The National Park was originally part of the sugar estate Plantation Thomas. In 1823, 57 acres of land from that Plantation was established as the Demerara Golf Club. This site would later be developed as a park in 1965 and named the Queen Elisabeth II National Park; declared open by Queen Elisabeth II herself during her visit to Guyana that same year. Upon receiving independence in May, 1966, the park served as the site where the Union Jack was lowered and the Golden Arrow Head was first hoisted as a mark of Guyana’s birth. At this time the name of the park was changed to the “National Park”.

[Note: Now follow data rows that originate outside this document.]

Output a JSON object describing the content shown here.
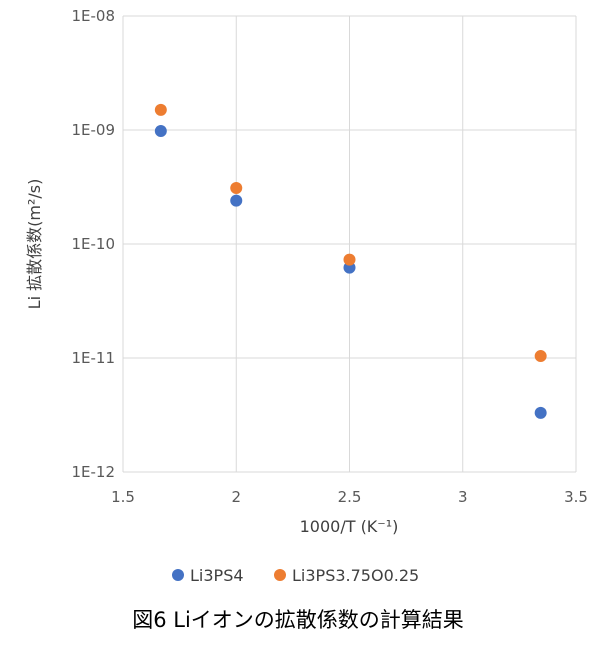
{
  "caption": "図6 Liイオンの拡散係数の計算結果",
  "chart_data": {
    "type": "scatter",
    "title": "",
    "xlabel": "1000/T (K⁻¹)",
    "ylabel": "Li 拡散係数(m²/s)",
    "xlim": [
      1.5,
      3.5
    ],
    "ylim": [
      1e-12,
      1e-08
    ],
    "y_scale": "log",
    "x_ticks": [
      1.5,
      2,
      2.5,
      3,
      3.5
    ],
    "x_tick_labels": [
      "1.5",
      "2",
      "2.5",
      "3",
      "3.5"
    ],
    "y_ticks": [
      1e-08,
      1e-09,
      1e-10,
      1e-11,
      1e-12
    ],
    "y_tick_labels": [
      "1E-08",
      "1E-09",
      "1E-10",
      "1E-11",
      "1E-12"
    ],
    "grid": true,
    "legend_position": "bottom",
    "series": [
      {
        "name": "Li3PS4",
        "color": "#4472C4",
        "x": [
          1.667,
          2.0,
          2.5,
          3.344
        ],
        "y": [
          9.8e-10,
          2.4e-10,
          6.2e-11,
          3.3e-12
        ]
      },
      {
        "name": "Li3PS3.75O0.25",
        "color": "#ED7D31",
        "x": [
          1.667,
          2.0,
          2.5,
          3.344
        ],
        "y": [
          1.5e-09,
          3.1e-10,
          7.3e-11,
          1.04e-11
        ]
      }
    ]
  }
}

The National Park is a popular urban green space used by the public for a myriad of purposes from health and wellness, family and culture, and for entertainment. People use the park to play a variety of sports – football, tennis, volleyball and ruby. Families and groups also gather for picnics and other family-oriented activities. Children come to learn and practice dancing and karate within the boundaries of the park; and people can be seen doing yoga, jogging, walking and doing various forms of exercise along the almost 1-mile path around the National Park. The feeding of the manatees is a popular pastime engrained in our local urban culture.
In March 2000 the National Park became home to the Children’s Millennium Monument. The monument was designed by Mr. Michael Hahn and it symbolizes the development, strength and growth of children of all races in Guyana. It joins the symbolic Bell, located at Carifesta Avenue entrance, the children’s play park “Play Land”, and the stadium used to facilitate cultural and social/entertainment programs.
In 2011 with the passing of the Protected Areas Act 2011 the National Park was included as a member of the National Protected Areas System.